Capitalism: fine in theory, but didn't they try that in Russia and it didn't work?

Crossing "t"s: crucial. Dotting "I"s, not strictly necessary.

Whether one is a character in a manga comic or not, everyone deserves a properly rendered nose.

February 25, 2005 at 11:01 PM  
Blogger Corresponding Secretary General said...

Can’t lives on Won’t Street.

Friendship is not Passion’s ugly stepsister.

Sheep are stupid; Scots are resolute. It only sometimes seems the other way ‘round.

Truth finds an ally in Nuance but a threat in Politicks.

The concept of fungibility , so useful when applied to wheat, is a passable definition of evil when applied to human life.

Five dollar words like fissiparousness and deliberate anachronisms like yclept are good, clean, cheap fun.

Irony is a virtue but cynicism is a vice.

Alfred Tennyson was almost always right. He really nailed it when he wrote: “'Tis better to have loved and lost, than never to have loved at all.”

And Bush sucks.

February 26, 2005 at 1:07 AM  
Blogger Corresponding Secretary General said...

And also,

Horizontal stripes tend to be more slimming.

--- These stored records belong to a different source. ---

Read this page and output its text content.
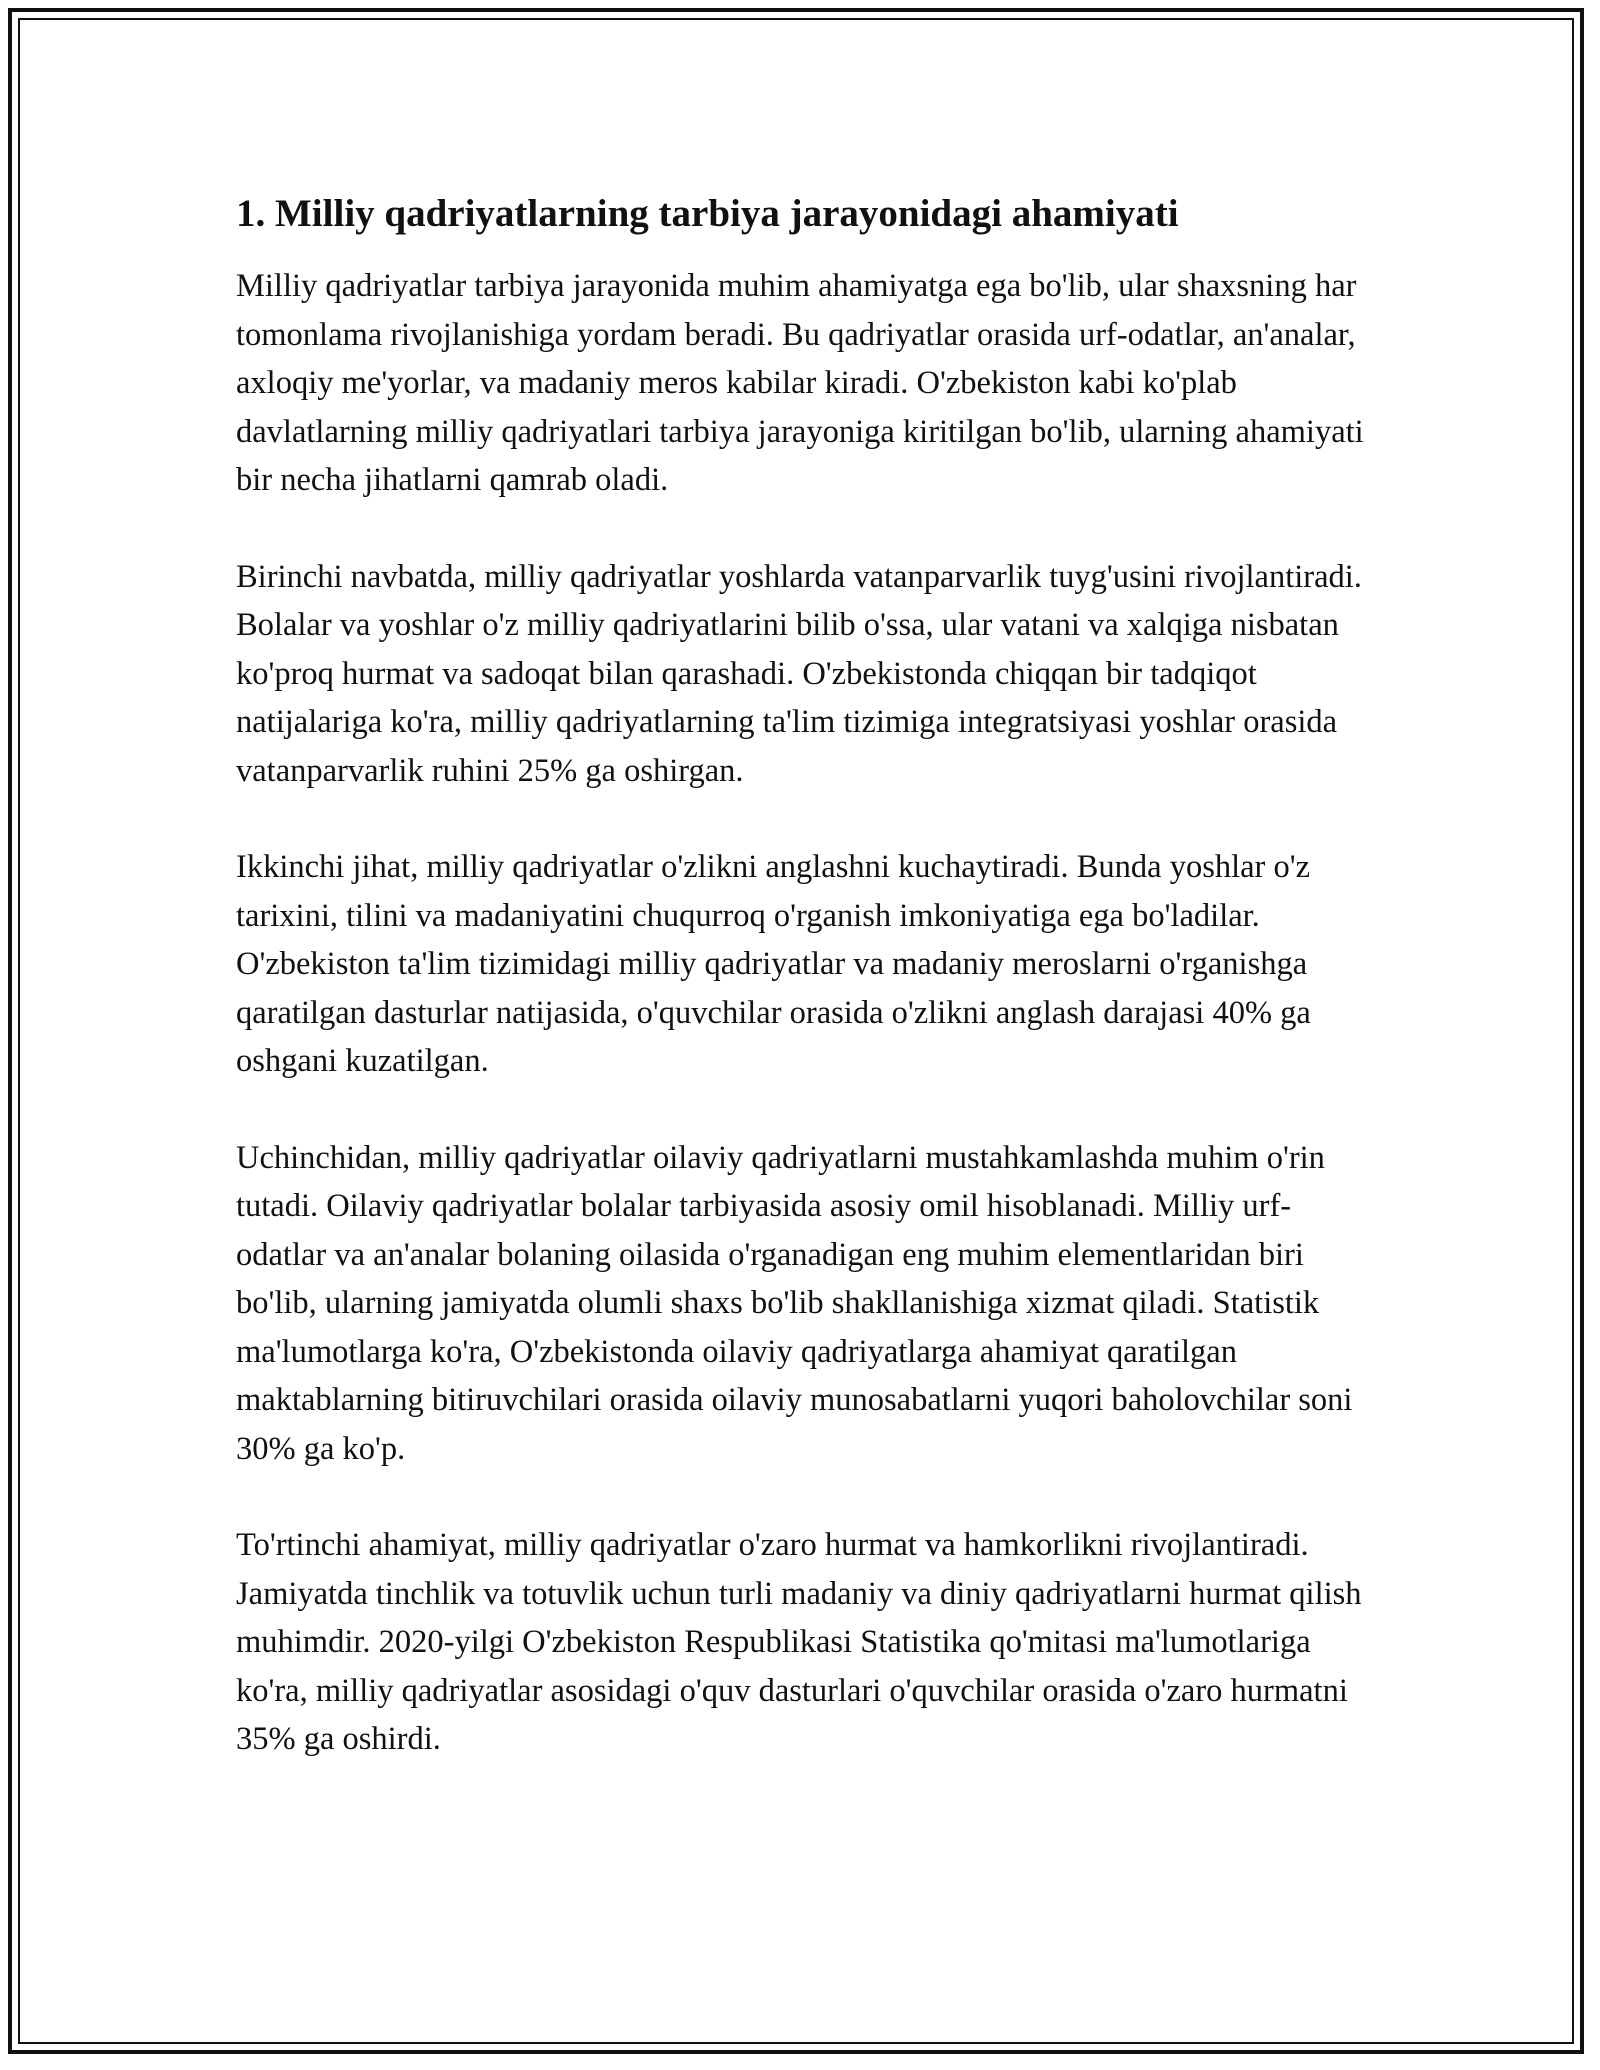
1. Milliy qadriyatlarning tarbiya jarayonidagi ahamiyati

Milliy qadriyatlar tarbiya jarayonida muhim ahamiyatga ega bo'lib, ular shaxsning har tomonlama rivojlanishiga yordam beradi. Bu qadriyatlar orasida urf-odatlar, an'analar, axloqiy me'yorlar, va madaniy meros kabilar kiradi. O'zbekiston kabi ko'plab davlatlarning milliy qadriyatlari tarbiya jarayoniga kiritilgan bo'lib, ularning ahamiyati bir necha jihatlarni qamrab oladi.

Birinchi navbatda, milliy qadriyatlar yoshlarda vatanparvarlik tuyg'usini rivojlantiradi. Bolalar va yoshlar o'z milliy qadriyatlarini bilib o'ssa, ular vatani va xalqiga nisbatan ko'proq hurmat va sadoqat bilan qarashadi. O'zbekistonda chiqqan bir tadqiqot natijalariga ko'ra, milliy qadriyatlarning ta'lim tizimiga integratsiyasi yoshlar orasida vatanparvarlik ruhini 25% ga oshirgan.

Ikkinchi jihat, milliy qadriyatlar o'zlikni anglashni kuchaytiradi. Bunda yoshlar o'z tarixini, tilini va madaniyatini chuqurroq o'rganish imkoniyatiga ega bo'ladilar. O'zbekiston ta'lim tizimidagi milliy qadriyatlar va madaniy meroslarni o'rganishga qaratilgan dasturlar natijasida, o'quvchilar orasida o'zlikni anglash darajasi 40% ga oshgani kuzatilgan.

Uchinchidan, milliy qadriyatlar oilaviy qadriyatlarni mustahkamlashda muhim o'rin tutadi. Oilaviy qadriyatlar bolalar tarbiyasida asosiy omil hisoblanadi. Milliy urf-odatlar va an'analar bolaning oilasida o'rganadigan eng muhim elementlaridan biri bo'lib, ularning jamiyatda olumli shaxs bo'lib shakllanishiga xizmat qiladi. Statistik ma'lumotlarga ko'ra, O'zbekistonda oilaviy qadriyatlarga ahamiyat qaratilgan maktablarning bitiruvchilari orasida oilaviy munosabatlarni yuqori baholovchilar soni 30% ga ko'p.

To'rtinchi ahamiyat, milliy qadriyatlar o'zaro hurmat va hamkorlikni rivojlantiradi. Jamiyatda tinchlik va totuvlik uchun turli madaniy va diniy qadriyatlarni hurmat qilish muhimdir. 2020-yilgi O'zbekiston Respublikasi Statistika qo'mitasi ma'lumotlariga ko'ra, milliy qadriyatlar asosidagi o'quv dasturlari o'quvchilar orasida o'zaro hurmatni 35% ga oshirdi.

"Martial" and "Marital" have the same root; also "Martian."

And Bush sucks.

February 26, 2005 at 1:17 AM  
Blogger The Sum of All Monkeys said...

We also believe that calling someone Un-American is the very definition of Un-American.That, despite the fact that no one has ever seen it, Anne Coulter does have a penis.Conspicuous consumption is ugly, but enjoying the finer things in life is not.

And Bush sucks (and doesn't swallow)

February 26, 2005 at 9:14 AM  
Blogger The Sum of All Monkeys said...

I also personally believe that blogspot does NOT understand line breaks, despite my best efforts to make it do so.